Гуляев спрашивал о Москве — навеки ли покинул ее Виталий, а Виталий будто и не слышал вопроса: встреча с Гуляевым остро напомнила ему детство, юные годы…
В жизни своей он не так уж часто бывал с отцом и с матерью. Днем они дома, но зато он в школе, а возвратишься домой — уже им пора отправляться в театр. И все же он их любил, это были самые светлые, самые умные, самые красивые для него люди на земле. Мама погибла от взрыва примуса. Загорелось платье, ее всю обожгло, и она умерла после трех недель страшных мучений в больнице. Дядя Шура сразу же уехал из Москвы. Он оставил отцу письмо, в котором признавался в том, что десять лет любил только ее, Наташу, Наталью Андреевну, что ни она, ни отец никогда бы о том не узнали, если бы не это несчастье, что теперь он уйдет от жизни, которая утратила для него всякую цену.

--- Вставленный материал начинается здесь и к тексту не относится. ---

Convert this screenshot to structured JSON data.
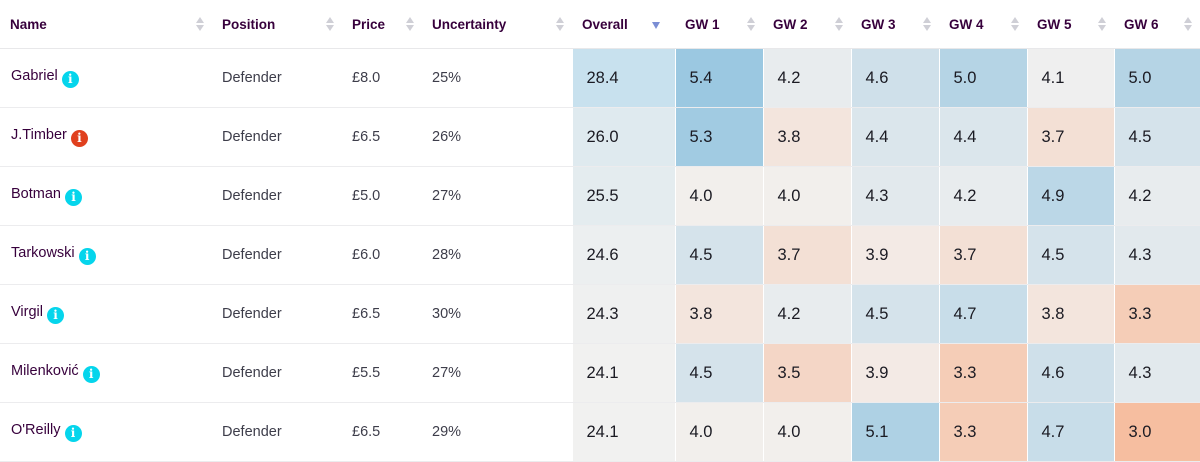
{
  "columns": {
    "name": "Name",
    "position": "Position",
    "price": "Price",
    "uncertainty": "Uncertainty",
    "overall": "Overall",
    "gw1": "GW 1",
    "gw2": "GW 2",
    "gw3": "GW 3",
    "gw4": "GW 4",
    "gw5": "GW 5",
    "gw6": "GW 6"
  },
  "sort": {
    "column": "Overall",
    "direction": "descending"
  },
  "icon_colors": {
    "cyan": "#05d5ec",
    "red": "#e0401e"
  },
  "rows": [
    {
      "name": "Gabriel",
      "icon": "info-icon",
      "icon_color": "cyan",
      "position": "Defender",
      "price": "£8.0",
      "uncertainty": "25%",
      "overall": "28.4",
      "gw": [
        "5.4",
        "4.2",
        "4.6",
        "5.0",
        "4.1",
        "5.0"
      ]
    },
    {
      "name": "J.Timber",
      "icon": "info-icon",
      "icon_color": "red",
      "position": "Defender",
      "price": "£6.5",
      "uncertainty": "26%",
      "overall": "26.0",
      "gw": [
        "5.3",
        "3.8",
        "4.4",
        "4.4",
        "3.7",
        "4.5"
      ]
    },
    {
      "name": "Botman",
      "icon": "info-icon",
      "icon_color": "cyan",
      "position": "Defender",
      "price": "£5.0",
      "uncertainty": "27%",
      "overall": "25.5",
      "gw": [
        "4.0",
        "4.0",
        "4.3",
        "4.2",
        "4.9",
        "4.2"
      ]
    },
    {
      "name": "Tarkowski",
      "icon": "info-icon",
      "icon_color": "cyan",
      "position": "Defender",
      "price": "£6.0",
      "uncertainty": "28%",
      "overall": "24.6",
      "gw": [
        "4.5",
        "3.7",
        "3.9",
        "3.7",
        "4.5",
        "4.3"
      ]
    },
    {
      "name": "Virgil",
      "icon": "info-icon",
      "icon_color": "cyan",
      "position": "Defender",
      "price": "£6.5",
      "uncertainty": "30%",
      "overall": "24.3",
      "gw": [
        "3.8",
        "4.2",
        "4.5",
        "4.7",
        "3.8",
        "3.3"
      ]
    },
    {
      "name": "Milenković",
      "icon": "info-icon",
      "icon_color": "cyan",
      "position": "Defender",
      "price": "£5.5",
      "uncertainty": "27%",
      "overall": "24.1",
      "gw": [
        "4.5",
        "3.5",
        "3.9",
        "3.3",
        "4.6",
        "4.3"
      ]
    },
    {
      "name": "O'Reilly",
      "icon": "info-icon",
      "icon_color": "cyan",
      "position": "Defender",
      "price": "£6.5",
      "uncertainty": "29%",
      "overall": "24.1",
      "gw": [
        "4.0",
        "4.0",
        "5.1",
        "3.3",
        "4.7",
        "3.0"
      ]
    }
  ]
}
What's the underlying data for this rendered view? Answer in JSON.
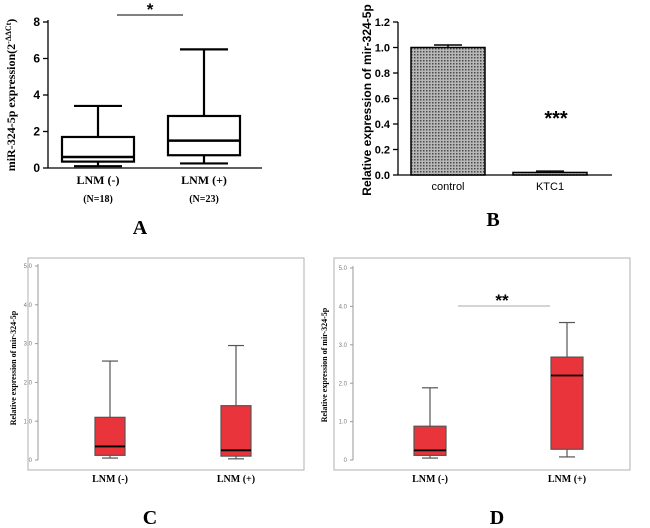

Отец сразу лишился двух лучших своих друзей. Он затосковал, запил и однажды зимой, уснув в сугробе, схватил такое жестокое воспаление легких, что вылечить его уже не смогли. Дядя Шура приехал на похороны откуда–то издалека, с берегов Волги. Тогда Козаков в последний раз видел старого друга отца. Было это за несколько лет до войны.
— Почему же навеки? — ответил наконец Козаков на вопрос Гуляева. — Поживу год… два. Понаблюдаю жизнь, накоплю впечатлений… Нет худа без добра. Поначалу, если уж откровенничать до конца, я был категорически против этой поездки. Бросить Москву, бросить квартиру, оставить все привычное, знакомых, друзей… И во имя чего? Во имя, видите ли, того, что твоей жене захотелось на производство, надоело сидеть в главке и контролировать работу других, понадобилось самой выплавлять чугун. Но я подумал, а надо ли доводить дело до рокового конфликта, ведь все равно через годик–другой она сама потянется к привычному московскому уюту… Ведь она же, что там ни говорите, женщина. Разве я не прав?